最近ではスマホやパッドでデジタルイラストを描ける時代だが、結衣は絵の具やパステルや色鉛筆で描くことを好んだ。たまに
色鉛筆も彼女にかかれば十二色では足りないと言う。彼女の部屋には大きなケースに入った六十色の色鉛筆たちが鎮座している。それらを見事に使い分けるのだから、たいしたものだ。彼女の目はいったいどうなっているのだろう。

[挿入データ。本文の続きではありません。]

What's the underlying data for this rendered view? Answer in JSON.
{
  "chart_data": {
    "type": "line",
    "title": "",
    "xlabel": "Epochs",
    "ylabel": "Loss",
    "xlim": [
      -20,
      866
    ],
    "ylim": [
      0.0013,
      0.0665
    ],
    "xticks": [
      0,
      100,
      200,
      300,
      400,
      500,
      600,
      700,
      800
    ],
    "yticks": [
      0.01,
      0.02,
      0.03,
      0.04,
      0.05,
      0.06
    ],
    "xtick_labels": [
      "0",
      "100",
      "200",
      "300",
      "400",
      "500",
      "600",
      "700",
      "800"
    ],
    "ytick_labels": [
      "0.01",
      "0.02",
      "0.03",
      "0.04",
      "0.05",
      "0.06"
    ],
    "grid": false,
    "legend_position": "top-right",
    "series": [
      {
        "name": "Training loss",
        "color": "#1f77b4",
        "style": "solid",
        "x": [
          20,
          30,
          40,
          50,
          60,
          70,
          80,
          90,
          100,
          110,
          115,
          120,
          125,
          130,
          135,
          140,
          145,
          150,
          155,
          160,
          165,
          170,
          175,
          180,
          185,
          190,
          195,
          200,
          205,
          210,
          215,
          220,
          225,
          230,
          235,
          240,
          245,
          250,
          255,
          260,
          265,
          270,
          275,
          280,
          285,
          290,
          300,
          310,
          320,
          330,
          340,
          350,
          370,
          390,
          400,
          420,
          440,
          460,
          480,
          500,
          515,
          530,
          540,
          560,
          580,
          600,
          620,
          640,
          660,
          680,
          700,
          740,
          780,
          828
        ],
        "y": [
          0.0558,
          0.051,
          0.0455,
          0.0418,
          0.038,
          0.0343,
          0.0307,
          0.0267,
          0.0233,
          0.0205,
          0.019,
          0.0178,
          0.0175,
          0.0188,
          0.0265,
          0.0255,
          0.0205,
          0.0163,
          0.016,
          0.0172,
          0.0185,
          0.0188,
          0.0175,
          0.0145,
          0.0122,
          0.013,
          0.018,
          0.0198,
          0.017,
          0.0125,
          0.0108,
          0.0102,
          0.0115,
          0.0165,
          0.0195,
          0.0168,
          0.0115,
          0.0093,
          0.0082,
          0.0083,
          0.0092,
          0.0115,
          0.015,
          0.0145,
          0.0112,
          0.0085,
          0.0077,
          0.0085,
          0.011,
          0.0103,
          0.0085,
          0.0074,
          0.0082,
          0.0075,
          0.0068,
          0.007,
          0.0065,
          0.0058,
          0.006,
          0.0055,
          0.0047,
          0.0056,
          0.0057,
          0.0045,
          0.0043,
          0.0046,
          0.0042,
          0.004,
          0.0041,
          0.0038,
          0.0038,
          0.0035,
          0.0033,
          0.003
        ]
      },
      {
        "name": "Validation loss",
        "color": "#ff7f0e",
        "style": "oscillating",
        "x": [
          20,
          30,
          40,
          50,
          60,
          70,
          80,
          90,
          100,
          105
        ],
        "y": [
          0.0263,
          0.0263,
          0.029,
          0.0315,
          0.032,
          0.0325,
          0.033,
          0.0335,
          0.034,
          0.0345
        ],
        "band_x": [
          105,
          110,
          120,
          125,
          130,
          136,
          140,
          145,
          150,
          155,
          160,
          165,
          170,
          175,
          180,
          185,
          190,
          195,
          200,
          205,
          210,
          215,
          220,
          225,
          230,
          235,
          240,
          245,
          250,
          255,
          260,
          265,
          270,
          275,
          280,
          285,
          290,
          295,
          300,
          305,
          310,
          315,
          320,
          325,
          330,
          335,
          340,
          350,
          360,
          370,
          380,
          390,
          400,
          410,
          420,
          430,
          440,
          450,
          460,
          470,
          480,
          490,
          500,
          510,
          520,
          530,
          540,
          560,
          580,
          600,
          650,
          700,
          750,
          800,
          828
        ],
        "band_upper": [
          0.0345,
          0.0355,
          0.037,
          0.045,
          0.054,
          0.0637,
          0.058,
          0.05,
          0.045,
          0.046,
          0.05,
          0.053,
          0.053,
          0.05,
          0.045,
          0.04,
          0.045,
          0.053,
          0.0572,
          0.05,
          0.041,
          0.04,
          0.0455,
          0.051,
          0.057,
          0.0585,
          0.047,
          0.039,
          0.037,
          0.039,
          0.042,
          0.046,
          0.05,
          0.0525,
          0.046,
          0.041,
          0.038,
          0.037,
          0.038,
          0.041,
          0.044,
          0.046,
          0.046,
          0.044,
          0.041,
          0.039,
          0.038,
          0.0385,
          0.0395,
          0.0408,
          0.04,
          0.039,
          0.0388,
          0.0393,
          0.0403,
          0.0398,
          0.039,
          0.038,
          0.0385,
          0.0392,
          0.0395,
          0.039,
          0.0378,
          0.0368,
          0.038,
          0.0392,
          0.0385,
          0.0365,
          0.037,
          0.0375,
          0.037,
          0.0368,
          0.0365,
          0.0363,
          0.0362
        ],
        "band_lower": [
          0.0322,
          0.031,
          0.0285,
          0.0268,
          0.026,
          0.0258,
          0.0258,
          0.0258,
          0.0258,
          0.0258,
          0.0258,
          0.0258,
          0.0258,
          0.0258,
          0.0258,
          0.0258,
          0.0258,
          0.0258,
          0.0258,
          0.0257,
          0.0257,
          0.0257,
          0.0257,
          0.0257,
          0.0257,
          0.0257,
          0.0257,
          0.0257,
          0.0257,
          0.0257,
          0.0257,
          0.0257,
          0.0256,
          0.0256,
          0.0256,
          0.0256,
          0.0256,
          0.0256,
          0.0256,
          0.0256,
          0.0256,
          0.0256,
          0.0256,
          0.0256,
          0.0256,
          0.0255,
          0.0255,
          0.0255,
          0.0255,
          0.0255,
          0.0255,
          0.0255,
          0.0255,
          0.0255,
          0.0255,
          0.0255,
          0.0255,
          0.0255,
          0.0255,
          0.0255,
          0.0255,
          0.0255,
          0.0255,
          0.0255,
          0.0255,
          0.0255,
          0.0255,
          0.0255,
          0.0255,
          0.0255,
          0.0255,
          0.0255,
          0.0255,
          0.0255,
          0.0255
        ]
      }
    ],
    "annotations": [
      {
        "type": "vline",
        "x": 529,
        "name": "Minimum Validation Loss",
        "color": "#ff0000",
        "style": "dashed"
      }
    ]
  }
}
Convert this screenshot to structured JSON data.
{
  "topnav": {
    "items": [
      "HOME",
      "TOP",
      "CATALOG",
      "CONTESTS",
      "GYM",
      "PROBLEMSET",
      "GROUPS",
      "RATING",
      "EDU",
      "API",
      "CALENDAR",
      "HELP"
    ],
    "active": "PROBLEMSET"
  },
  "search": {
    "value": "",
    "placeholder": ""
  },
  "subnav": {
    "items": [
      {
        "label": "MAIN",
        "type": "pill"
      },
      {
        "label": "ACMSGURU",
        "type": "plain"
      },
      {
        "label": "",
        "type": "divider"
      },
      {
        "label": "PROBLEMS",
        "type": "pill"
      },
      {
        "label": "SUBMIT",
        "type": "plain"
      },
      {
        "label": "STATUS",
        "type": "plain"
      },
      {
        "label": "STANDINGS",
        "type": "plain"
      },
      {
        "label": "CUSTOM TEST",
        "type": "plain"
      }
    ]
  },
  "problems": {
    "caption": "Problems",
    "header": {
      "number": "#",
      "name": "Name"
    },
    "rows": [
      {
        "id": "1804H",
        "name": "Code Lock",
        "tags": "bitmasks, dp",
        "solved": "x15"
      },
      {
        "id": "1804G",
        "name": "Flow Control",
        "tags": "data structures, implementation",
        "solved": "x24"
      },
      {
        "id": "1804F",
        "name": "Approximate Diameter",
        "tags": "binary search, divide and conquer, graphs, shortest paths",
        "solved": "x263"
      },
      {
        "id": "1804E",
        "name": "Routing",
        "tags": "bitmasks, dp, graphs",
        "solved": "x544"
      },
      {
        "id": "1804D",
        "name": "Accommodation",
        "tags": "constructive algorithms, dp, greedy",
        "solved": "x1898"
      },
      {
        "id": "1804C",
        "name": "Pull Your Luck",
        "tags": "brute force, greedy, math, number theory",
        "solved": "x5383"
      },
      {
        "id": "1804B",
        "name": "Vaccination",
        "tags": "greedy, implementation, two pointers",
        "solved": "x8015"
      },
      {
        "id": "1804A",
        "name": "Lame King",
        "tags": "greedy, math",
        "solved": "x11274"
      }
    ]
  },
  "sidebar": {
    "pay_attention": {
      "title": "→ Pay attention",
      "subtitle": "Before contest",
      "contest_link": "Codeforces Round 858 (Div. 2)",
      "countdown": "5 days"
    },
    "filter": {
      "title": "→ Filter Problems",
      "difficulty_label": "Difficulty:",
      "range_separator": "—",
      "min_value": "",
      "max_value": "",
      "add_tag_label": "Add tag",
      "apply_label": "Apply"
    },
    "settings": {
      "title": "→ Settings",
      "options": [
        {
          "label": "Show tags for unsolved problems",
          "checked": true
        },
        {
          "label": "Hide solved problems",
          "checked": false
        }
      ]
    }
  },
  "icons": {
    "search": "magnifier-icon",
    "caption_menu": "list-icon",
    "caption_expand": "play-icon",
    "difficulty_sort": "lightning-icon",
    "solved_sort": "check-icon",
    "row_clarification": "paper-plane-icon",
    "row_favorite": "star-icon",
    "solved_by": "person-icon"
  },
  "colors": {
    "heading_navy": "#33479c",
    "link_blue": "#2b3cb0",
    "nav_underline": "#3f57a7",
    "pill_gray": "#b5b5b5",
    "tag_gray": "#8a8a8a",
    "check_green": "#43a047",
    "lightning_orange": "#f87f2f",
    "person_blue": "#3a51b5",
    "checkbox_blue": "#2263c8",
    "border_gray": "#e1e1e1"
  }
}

絵の具の赤色一つをとっても、いろんな名前があるのだと楽しそうに教えてくれたのが、彼岸花を描いていたつい今朝のことだ。赤い絵の具に、白、黄色、青、紫と、それぞれ混ぜ合わせて、目の前にある彼岸花の色を再現していく。それがとても楽しいのだと。アイスを食べているときと同じように頬を紅潮させて言っていた。
それじゃあ、その頬と同じ色はどうやったら出来る? と悪戯心で聞いてみると、「変なこと言わないで!」と恥ずかしそうに真っ赤になって怒られた。
「…………ふふっ」
「なに笑ってるの?」
「なんでもないよ」
「うそ」
「ほんと」
攻防を繰り返しているうちに、半田中央インターチェンジの看板が見えてきた。料金所を通過して県道265号に入る。もうすぐ着くよ、と声を掛ければまた窓の外に視線を移した。今度は少し身を乗り出している。
彼岸花目当てだろうか、車道は少し混んでいたが、難なく進めた。市街地の合間に田畑が広がる道を走っていると、ちらほらと『新美南吉記念館』『南吉の生家』と看板が立っている。
「新美南吉、だって」
看板を見た結衣が声を上げた。
「ここの生まれらしいね」
「小学生の時に、国語で『ごんぎつね』やったよ」
「……あぁ、俺もそれくらいの頃にやった覚えがあるよ」
結衣の無邪気な声とは裏腹に、『ごんぎつね』の内容を思い出して、雪彦はどんな顔をしていいのかわからなかった。